Tutto questo è alternativo al vecchio discorso che diceva: Tu mi devi obbedire perché io sono naturalmente superiore a te che sei inferiore a me per natura. Oppure – queste alcune alternative – mi obbedirai perché stiamo facendo insieme la Rivoluzione che cambia la natura umana. (Tale principio di legittimazione in genere dura poco). Oppure mi obbedirai perché ti faccio ricco ed eri povero (Deng). Certo se il governo impoverisce sempre di più i suoi cittadini, anche in democrazia, rischia di finir male – ma questa è un’altra storia. 

Sappiamo anche che nessuno sa rispondere chiaramente alla domanda: a partire da quale tasso di astensione le elezioni non danno più legittimità al governo? Chi ha più voti vince comunque (un po’ come nei referendum senza quorum), ma rischia di non comandare più.

Non sappiamo bene la risposta alla domanda che pongo circa il tasso necessario di partecipazione elettorale. Ma dovremmo riflettere sul fatto che in Francia fra due anni è l’astensione che potrebbe decidere del prossimo presidente. 

Le ragioni dell’astensione, questo lo sappiamo, sono diverse e vanno dal disinteresse per la politica al rifiuto ed alla protesta nei suoi confronti. Alcuni in America pensano che il “non voto” sarebbe una forma di consenso implicito senza espressione di una preferenza: questo o quello per me pari sono. Che potrebbe voler dire: vanno bene tutti e due o non va bene nessuno.

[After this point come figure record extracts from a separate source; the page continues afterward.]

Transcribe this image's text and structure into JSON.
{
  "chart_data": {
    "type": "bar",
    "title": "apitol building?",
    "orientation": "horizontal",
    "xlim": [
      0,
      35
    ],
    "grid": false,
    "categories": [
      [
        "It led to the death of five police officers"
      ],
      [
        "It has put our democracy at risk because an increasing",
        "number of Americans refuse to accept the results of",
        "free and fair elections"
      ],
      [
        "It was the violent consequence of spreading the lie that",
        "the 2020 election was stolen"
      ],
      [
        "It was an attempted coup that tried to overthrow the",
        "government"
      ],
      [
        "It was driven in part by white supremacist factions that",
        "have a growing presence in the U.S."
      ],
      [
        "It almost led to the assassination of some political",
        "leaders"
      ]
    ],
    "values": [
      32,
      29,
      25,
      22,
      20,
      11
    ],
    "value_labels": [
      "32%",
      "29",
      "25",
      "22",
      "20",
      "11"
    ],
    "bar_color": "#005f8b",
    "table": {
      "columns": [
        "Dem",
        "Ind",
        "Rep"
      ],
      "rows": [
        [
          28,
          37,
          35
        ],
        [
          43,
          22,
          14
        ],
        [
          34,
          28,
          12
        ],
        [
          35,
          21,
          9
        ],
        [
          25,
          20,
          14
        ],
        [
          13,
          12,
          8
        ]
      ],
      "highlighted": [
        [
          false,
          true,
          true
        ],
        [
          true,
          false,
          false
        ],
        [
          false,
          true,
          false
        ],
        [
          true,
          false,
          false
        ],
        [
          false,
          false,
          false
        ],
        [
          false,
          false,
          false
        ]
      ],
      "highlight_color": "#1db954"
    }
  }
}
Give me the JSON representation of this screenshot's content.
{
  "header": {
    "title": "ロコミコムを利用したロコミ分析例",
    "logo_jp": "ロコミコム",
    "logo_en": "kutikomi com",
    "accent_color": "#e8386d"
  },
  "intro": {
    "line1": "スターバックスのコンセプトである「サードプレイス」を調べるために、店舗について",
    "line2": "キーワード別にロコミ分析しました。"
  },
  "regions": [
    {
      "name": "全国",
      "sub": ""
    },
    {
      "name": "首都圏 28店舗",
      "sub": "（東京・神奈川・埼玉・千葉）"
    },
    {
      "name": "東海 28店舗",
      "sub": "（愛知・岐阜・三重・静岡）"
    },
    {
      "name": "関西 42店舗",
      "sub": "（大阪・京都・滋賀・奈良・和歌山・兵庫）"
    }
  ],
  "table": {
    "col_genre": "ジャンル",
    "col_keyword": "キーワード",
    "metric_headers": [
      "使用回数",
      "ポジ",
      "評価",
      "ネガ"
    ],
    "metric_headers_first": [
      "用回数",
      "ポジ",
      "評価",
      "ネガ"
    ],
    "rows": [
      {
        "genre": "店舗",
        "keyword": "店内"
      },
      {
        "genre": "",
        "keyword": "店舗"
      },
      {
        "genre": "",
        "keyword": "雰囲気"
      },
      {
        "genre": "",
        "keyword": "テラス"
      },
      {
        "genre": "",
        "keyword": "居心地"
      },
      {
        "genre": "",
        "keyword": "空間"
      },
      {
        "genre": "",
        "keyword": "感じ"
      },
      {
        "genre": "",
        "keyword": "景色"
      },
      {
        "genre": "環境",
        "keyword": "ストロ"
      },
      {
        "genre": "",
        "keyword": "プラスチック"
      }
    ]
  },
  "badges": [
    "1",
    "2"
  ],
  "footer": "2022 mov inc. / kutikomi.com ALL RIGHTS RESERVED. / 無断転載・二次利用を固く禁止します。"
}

Eppure, è chiaro che il problema resta. Non basta avere più numeri di voti per governare ci vuole almeno una generale acquiescence della società per non essere un re o un parlamento travicello. Se il non voto non è acquiescenza c’è rivolta. O più probabilmente disobbedienza passiva e disfunzionalità del sistema, ed il rischio di conflitti e divisioni sempre più rigide. 

 

Da che parte sta chi non vota?

Quello che mi ha colpito in una discussione talvolta ossessiva sulle elezioni americane è stata l’assenza del tema. Si continua a parlare di una società bitterly divided. Ma anche questa volta si dimenticano certi numeri. Quelli di coloro che non votano. Da che parte stanno? Bisogna credere che c’è una parte della società che si scontra con una certa ferocia, almeno verbale, finora, ed un’altra che mangia popcorn? Una America non solo divisa fra ‘trumpisti’ e non. Ma fra partecipanti nemici, da una parte, e indifferenti, dall’altra? Questo però vuol dire che non sappiamo come funziona una società in cui metà sono guelfi e ghibellini mentre gli altri stanno a guardare. Ci penseremo meglio dopo queste elezioni.